General J.E.B. Stuart - Knight of the Golden Spurs

James Ewell Brown Stuart was born on a plantation in Patrick County, Virginia on February 6th 1833. He was the eighth of eleven children born to Archibald Stuart who was a war veteran of the war of 1812. Stuarts's grandfather was a military man as well who commanded a regiment at the Battle of Guilford Court House during the American Revolutionary War.

Stuart was home schooled initially and then attended Emory & Henry College from 1848-1850. Considering his family military history it came as no surprise when he was accepted into West Point Military Academy in 1850.

Jeb Stuart at West Point
It was during his education at West Point that Stuart became friends with Robert E. Lee in 1852 when Lee was appointed superintendent of the Academy. He graduated from West Point in 1854 where he studied cavalry tactics, civil engineering, and excelled at horsemanship and received an honorary designation as a cavalry officer due to his above average skills.

U.S. Military Career
He was commissioned a brevet second lieutenant and assigned to the U.S. Mounted Rifles in Texas. Stuart served in the 1st U.S. Cavalry Regiment in Leavenworth, Kansas in 1855 where he met his future wife. Over the next several years he was involved in trying to stem the violence referred to as “Bleeding Kansas” which were a series of bloody confrontations between pro and anti slavery elements.

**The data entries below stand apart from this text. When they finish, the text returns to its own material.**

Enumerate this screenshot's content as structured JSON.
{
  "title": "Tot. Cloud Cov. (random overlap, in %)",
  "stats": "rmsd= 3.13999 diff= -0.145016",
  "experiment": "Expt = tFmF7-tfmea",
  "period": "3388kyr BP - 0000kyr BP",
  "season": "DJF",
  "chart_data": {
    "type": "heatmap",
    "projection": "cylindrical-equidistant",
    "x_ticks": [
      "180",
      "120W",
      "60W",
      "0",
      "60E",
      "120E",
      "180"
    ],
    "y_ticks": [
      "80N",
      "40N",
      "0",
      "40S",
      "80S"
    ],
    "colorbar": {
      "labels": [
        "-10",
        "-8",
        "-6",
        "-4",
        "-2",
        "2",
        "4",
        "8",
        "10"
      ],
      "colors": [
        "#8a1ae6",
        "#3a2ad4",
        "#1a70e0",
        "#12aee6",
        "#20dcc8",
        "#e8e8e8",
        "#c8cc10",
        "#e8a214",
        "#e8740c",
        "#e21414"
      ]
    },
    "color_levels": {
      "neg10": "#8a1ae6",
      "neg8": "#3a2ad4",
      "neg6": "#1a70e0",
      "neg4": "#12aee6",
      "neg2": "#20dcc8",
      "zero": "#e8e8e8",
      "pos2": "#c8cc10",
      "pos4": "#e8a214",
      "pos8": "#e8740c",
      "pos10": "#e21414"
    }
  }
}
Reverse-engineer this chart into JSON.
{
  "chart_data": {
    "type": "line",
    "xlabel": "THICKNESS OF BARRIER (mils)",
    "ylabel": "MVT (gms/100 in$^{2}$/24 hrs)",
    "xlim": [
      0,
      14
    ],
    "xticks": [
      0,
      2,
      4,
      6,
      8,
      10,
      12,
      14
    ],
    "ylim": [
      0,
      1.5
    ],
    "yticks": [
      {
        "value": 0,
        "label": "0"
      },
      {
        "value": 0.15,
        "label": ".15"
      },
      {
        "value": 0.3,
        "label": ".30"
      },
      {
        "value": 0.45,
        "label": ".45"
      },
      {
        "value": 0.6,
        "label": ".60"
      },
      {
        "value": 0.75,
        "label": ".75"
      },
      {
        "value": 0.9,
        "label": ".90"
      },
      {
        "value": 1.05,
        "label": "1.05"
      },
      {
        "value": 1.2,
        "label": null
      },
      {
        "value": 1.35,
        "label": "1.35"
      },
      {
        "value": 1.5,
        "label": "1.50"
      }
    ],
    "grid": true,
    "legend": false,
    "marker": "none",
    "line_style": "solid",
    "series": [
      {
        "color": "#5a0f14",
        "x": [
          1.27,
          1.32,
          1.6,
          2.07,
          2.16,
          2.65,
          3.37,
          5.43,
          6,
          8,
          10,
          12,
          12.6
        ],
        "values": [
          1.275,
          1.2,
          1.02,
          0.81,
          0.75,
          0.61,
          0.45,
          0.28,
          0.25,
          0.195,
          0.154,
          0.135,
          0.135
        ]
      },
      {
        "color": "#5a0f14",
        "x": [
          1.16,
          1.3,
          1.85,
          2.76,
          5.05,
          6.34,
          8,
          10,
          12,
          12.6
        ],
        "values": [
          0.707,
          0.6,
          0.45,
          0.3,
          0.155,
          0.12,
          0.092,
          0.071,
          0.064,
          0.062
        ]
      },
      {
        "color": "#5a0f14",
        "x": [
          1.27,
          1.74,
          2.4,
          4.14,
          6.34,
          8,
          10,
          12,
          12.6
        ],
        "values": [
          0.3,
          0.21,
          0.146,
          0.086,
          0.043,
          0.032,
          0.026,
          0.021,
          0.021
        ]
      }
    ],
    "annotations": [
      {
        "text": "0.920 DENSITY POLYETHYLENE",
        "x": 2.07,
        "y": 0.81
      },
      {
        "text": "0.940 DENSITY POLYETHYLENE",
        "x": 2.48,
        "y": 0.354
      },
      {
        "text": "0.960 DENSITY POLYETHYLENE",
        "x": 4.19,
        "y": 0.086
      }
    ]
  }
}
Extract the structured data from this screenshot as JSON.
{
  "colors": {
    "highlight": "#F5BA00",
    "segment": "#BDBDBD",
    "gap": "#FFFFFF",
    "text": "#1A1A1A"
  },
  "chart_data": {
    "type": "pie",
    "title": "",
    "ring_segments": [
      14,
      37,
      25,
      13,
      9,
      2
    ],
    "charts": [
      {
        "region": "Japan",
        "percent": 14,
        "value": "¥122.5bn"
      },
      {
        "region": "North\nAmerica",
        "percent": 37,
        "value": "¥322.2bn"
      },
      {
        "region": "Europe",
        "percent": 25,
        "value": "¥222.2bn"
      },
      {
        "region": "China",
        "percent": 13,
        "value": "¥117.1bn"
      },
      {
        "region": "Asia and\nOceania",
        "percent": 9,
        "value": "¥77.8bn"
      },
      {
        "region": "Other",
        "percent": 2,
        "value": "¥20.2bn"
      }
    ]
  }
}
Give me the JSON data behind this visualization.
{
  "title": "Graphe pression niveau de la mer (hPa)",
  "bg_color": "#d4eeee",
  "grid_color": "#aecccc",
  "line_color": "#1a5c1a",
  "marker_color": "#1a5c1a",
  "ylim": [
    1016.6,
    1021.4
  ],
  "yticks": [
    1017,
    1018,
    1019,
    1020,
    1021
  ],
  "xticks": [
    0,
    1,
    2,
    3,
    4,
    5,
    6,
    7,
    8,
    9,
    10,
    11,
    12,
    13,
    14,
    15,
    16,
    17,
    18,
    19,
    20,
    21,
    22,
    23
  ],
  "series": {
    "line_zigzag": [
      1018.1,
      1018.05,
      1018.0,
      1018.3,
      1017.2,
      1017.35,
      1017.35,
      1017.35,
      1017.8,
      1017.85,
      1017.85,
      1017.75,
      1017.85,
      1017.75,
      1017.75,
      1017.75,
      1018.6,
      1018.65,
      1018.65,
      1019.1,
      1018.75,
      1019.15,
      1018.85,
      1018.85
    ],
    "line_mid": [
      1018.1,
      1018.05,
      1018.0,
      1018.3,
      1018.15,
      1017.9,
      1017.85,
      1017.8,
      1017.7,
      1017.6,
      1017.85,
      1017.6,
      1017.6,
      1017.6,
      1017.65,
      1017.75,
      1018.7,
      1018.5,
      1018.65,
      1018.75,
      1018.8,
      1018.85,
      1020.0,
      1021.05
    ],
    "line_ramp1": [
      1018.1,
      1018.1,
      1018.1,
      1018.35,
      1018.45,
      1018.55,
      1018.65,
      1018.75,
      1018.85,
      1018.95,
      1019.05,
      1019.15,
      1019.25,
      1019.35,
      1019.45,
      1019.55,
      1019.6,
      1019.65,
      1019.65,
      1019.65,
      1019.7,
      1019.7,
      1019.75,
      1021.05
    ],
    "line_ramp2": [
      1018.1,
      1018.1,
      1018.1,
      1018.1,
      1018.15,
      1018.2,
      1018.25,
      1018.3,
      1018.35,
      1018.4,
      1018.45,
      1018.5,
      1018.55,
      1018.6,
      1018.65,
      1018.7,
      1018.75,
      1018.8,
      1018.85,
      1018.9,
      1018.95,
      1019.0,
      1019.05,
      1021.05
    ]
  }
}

In the year 1857 while serving under Col. Edwin Sumner and fighting at Solomon River, Kansas, Stuart was wounded while battling Cheyenne Indians who were uprising against the U.S. Government. He survived his wounds and was later transferred to Fort Riley where he and his family remained for three years.

In 1859 Stuart patented a new piece of cavalry equipment, an improved saber hook. The U.S. Government paid for the right to use it and Stuart contracted a manufacturing company out of Philadelphia to build the hook.

In his last notable service to the U.S. Government he took part in Col. Robert E. Lee’s submission of the rebel “John Brown” after Brown’s raid on the U.S. Arsenal at Harpers Ferry. Stuart recognized Brown from his service in Kansas, Brown had been using the alias Isaac Smith.

The U.S. Civil War:
Stuart was commissioned as a lieutenant Colonel in 1861 when he joined the Virginia Infantry. He served under Maj. Gen. Robert E. Lee and saw action at the “First Battle of Bull Run.“ He was promoted to Colonel in July and by September 1861 held the rank of Brigadier General.

In 1862 Stuart led his cavalry brigade at the ‘Battle of Williamsburg” and later performed reconnaissance for Lee’s larger force and through his brilliant cavalry tactics and outmaneuvering of Union forces became a folk hero to the Confederacy and helped earn him his nickname “Knight of the Golden Spurs.”

Stuart fought in most of the famous battles of the war including, the “Battle of Fredericksburg“, the “Battle of Chancellorsville“, and fought with General Lee during his devastating loss at the “Battle of Gettysburg.” Stuart distinguished himself in every battle, defensive action, and reconnaissance mission.

The Confederacy viewed Stuart as their chivalrous Knight-errant with his plumed hat and cape and fellow West Point classmate, Union Maj. General John Sedgwick called Stuart “the greatest cavalry officer ever foaled in America.”

On May 11th at the “Battle of Yellow Tavern” near Richmond, Virginia, General Jeb Stuart was mortally wounded by a dismounted Union private and shot through the side with a .44-caliber pistol. Stuart died the following evening in Richmond surrounded by friends and family. He was only thirty-one years old but had become one of the Confederacy’s most celebrated leaders.